Should you really buy a home cash?

Even if you have enough cash in the bank to be able to buy your next home outright, you should probably think twice before you do.

That’s the word from Gerhard Kotzé, who says that using a home loan to finance the purchase is often a better way to go, especially if buyers apply through a reputable mortgage originator that will make sure they are offered the best possible interest rate.

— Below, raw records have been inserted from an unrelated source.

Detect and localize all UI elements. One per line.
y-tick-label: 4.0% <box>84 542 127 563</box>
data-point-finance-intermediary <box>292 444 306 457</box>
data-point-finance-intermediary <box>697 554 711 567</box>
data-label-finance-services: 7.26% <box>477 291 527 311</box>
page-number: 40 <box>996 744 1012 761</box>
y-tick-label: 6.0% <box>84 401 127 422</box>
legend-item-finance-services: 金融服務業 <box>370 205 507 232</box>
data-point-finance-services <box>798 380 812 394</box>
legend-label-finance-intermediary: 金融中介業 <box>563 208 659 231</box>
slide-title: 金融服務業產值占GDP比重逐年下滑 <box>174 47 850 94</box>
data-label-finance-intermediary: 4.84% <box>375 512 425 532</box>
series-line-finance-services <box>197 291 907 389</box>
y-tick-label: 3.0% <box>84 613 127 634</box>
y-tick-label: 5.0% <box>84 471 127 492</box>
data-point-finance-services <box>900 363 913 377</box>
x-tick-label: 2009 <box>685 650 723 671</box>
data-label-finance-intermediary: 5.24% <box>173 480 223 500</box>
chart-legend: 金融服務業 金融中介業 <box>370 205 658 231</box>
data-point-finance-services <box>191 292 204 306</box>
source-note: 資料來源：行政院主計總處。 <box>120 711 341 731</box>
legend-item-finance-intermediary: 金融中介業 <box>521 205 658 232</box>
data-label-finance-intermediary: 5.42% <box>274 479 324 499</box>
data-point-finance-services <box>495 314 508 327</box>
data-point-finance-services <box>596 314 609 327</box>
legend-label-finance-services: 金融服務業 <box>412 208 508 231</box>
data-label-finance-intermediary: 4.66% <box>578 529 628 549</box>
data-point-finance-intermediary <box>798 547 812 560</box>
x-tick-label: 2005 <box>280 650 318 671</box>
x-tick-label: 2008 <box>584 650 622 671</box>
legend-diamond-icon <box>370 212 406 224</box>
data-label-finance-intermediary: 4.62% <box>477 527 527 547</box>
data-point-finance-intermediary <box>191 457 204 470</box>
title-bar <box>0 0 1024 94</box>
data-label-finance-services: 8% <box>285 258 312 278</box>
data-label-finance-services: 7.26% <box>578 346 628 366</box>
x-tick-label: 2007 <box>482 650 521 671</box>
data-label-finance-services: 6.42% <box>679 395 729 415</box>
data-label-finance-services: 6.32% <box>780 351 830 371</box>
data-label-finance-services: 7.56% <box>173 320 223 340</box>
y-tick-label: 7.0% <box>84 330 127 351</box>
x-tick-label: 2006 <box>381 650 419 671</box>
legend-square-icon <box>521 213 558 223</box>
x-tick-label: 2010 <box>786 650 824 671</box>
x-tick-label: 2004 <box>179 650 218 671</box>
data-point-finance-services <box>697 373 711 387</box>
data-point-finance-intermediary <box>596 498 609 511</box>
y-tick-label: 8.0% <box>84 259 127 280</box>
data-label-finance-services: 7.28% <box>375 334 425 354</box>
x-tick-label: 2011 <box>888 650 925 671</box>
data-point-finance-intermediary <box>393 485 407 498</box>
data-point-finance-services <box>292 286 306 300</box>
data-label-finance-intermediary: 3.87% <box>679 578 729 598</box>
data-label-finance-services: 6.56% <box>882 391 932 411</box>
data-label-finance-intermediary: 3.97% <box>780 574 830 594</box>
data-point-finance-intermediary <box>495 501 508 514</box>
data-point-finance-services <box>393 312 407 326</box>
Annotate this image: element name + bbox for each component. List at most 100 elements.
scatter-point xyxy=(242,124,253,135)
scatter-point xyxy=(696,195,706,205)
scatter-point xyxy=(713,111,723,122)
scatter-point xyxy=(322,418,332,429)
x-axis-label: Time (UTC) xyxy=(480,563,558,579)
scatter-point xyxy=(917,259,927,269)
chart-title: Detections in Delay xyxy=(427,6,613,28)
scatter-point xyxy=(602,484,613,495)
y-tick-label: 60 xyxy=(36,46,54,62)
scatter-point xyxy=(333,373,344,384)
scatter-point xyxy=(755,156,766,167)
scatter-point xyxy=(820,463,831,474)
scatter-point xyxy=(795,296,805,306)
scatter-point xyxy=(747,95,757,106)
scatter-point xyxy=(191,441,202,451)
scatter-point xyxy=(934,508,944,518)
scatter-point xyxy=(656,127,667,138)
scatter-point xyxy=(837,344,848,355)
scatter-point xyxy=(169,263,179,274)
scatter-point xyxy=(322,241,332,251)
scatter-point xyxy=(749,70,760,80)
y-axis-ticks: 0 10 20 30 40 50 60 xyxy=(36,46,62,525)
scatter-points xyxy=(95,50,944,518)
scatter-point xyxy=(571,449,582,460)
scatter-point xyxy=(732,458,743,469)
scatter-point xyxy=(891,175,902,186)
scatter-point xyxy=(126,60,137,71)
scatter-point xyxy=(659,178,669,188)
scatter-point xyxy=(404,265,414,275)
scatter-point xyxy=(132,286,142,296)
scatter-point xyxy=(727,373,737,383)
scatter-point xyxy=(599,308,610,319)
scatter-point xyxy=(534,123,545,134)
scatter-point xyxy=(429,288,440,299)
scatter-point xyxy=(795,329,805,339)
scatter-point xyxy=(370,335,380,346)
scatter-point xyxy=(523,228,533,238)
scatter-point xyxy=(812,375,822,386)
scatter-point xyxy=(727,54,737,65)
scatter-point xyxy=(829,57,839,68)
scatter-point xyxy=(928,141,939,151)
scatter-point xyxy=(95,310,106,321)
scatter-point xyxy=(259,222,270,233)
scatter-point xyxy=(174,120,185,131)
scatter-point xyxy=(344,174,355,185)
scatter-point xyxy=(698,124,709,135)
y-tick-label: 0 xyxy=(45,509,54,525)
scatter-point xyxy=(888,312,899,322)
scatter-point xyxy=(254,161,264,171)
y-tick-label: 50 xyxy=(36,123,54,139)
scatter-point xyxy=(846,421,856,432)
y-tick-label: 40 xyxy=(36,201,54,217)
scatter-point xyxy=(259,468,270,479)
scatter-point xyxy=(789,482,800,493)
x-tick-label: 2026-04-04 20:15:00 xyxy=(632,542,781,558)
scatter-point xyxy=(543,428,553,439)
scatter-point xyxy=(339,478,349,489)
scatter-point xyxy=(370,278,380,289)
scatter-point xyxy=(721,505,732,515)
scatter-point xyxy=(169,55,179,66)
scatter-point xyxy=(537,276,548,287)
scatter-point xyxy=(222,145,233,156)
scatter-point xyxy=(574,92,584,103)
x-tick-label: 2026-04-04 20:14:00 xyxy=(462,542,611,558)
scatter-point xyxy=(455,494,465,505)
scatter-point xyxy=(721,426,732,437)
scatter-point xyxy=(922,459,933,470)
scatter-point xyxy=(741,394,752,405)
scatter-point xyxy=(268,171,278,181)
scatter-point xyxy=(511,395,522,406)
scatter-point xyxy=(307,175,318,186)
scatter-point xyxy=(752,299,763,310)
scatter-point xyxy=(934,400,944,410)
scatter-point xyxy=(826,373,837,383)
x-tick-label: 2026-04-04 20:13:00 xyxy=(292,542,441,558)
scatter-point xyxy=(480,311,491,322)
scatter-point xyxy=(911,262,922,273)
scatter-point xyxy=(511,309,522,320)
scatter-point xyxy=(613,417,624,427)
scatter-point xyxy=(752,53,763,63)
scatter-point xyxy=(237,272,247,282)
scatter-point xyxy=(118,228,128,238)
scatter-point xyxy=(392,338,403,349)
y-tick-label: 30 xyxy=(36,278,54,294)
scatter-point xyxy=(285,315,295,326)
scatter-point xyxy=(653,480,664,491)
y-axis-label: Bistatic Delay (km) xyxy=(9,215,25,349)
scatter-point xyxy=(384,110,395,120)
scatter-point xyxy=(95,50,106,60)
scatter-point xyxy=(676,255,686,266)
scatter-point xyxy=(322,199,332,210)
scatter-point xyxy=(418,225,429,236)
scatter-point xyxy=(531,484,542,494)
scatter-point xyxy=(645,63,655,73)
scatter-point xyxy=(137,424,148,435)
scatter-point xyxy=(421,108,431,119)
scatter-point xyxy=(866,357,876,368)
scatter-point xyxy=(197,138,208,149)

In any case, he says, they should carefully weigh up the following advantages and disadvantages of cash purchases before making a decision:

Advantages of a cash purchase

  • You will save money by not paying interest on a home loan for 20 years. This may seem like an especially attractive proposition if you can then invest at least some of the money you save each year into a tax-free savings account.
  • You will avoid having to worry about being approved for a loan – and the bond registration costs.
  • Your credit record will also not come into question – which could be a major factor if you have had some money trouble in the past that you think might prevent you from being able to secure a loan.
  • You will have 100% equity in your home, which you should theoretically be able to access if you need money for an emergency – and you may find personal satisfaction in owning your home “outright”.
  • You will be an attractive buyer to serious sellers, and the prospect of being able to conclude a faster, simpler deal may even enable you to negotiate a better price.

Disadvantages of a cash purchase

  • You will lose liquidity. For most people, buying a home for cash will most likely mean that all the money they currently have – or at least a large percentage of it – will be tied up in one asset, leaving little to spare for other investments or savings or emergencies.
  • If you only want to invest in property, you should seriously consider spreading your risk by using your cash to put down deposits on two or more homes and obtaining a loan for the remainder of the purchase price in each case. There could also be tax benefits in owning one or more rental properties, as well as the possibility of better returns on your capital.
  • You will have no gearing protection. If all your money is in your home and property prices drop, you will suffer that percentage drop on the whole amount you paid. For example, if the cash purchase price was R1m and the market were to drop by 10%, you would lose R100 000 worth of value. But if you obtained a loan and only pay a R100 000 deposit in cash, your loss should prices drop 10% would only be R10 000, with the bank bearing the loss on the remainder.
  • Property can take weeks or months to sell, which can be a problem if you need money quickly. Even trying to raise a home loan against your paid-for property can take too long if you have a real emergency.
  • No bank valuation. When you apply for a home loan, the bank will usually send a valuator to see that there is sufficient value in the property to justify the purchase price. This will not happen if you buy for cash, so you will have no “third party” confirmation that you are not overpaying.

Obviously, says Kotzé, the decision about how to pay for your home is a personal one, but you should definitely not decide to do away with a bond and part with a large amount of cash on the spur of the moment. “You really must seek professional help to make a proper assessment of your overall financial situation and long-term investment plans before you make such a major move.”